By Art De Rivers UK Mental Health Story 

UK Personality Disorder Spectrum Survey Launched May 27th 2009

Kate Logan of Gateshead passed away in 2007 and her friends spanned the UK and parts of the world. Kate had Borderline Personality Disorder . That disorder,  where attachments and insecurity become exaggerated features of inner life,  and where the pain of that inner life is like tortured fires burning the soul of a red razor walker -  and it can kill  .

Kate took pills in 2007 and died . The full  Coroners report is not yet out and  her NHS Trust reportedly appear to have been very very slow in yielding all the information up for consideration .

Her friends and those close to her,  felt she had little treatment of any worth .. In fact some believe inadequate treatment and the poor behaviour by the NHS contributed to her death 

Her friends kept her memory alive Online  glittering in a carmine memory-pink logo - which in its own way says  "Farewell , we will remember you "   and some have tried to form a way forwards to help others - partly in her memory . This has taken the shape of Online harbour of some friendship in forums .

Yet forums too are often an expression of the powerlessness in which there are echoes of  an abandoning UK NHS system which creates little therapeutic growth and containment  and leaves it to the world's winds .  Perhaps  now a survey spark has lit some extra hope. 

Its this overall sad context that inspired the Online UK wide survey to capture key information about UKUser-Satisfaction with the NHS services. 
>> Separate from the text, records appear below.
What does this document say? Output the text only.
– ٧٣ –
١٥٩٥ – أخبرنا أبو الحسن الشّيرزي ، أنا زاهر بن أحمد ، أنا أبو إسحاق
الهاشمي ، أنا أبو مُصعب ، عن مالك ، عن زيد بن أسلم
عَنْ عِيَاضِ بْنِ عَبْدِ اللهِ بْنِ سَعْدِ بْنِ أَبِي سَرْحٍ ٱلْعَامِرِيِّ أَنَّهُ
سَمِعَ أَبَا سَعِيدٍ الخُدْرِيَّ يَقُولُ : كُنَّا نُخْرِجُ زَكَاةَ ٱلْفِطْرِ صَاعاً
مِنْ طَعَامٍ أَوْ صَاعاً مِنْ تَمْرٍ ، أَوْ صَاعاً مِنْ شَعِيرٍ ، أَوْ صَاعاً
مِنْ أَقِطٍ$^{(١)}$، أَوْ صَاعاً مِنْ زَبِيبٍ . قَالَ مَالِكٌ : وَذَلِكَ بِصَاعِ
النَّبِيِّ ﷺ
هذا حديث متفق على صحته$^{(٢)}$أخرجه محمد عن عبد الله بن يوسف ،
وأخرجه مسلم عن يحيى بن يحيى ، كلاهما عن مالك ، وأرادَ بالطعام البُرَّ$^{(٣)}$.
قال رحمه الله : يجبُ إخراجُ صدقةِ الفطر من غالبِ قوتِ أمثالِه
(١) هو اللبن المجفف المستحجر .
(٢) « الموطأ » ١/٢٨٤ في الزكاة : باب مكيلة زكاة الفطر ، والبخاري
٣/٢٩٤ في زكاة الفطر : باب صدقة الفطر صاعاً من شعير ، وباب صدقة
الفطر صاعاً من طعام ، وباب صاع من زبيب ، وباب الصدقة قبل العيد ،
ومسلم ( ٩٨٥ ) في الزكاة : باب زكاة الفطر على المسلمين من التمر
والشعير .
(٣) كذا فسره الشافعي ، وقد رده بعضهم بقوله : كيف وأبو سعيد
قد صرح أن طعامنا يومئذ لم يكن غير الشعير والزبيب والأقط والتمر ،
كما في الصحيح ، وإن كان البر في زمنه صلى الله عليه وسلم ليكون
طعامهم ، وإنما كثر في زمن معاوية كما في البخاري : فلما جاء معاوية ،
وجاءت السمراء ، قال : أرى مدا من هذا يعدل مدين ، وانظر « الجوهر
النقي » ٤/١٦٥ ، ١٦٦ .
Its time more Users owned the right to measure the services back .  Its a first perhaps,   and is a small step forwards on the UK feeling of  social and services moons of Personality Disordered abandonment.

And many do complain they are abandoned to no help , no therapy , no emotional resolutions to things like child abuse and the pain of it - to being heard out more fully ..Theirs is a life of struggle to be heard from long ago....

The Survey  embraces not only Personality Disorder but Borderline PD and PTSD and Complex PTSD as well as Dissociative Identity Disorder (DID) ..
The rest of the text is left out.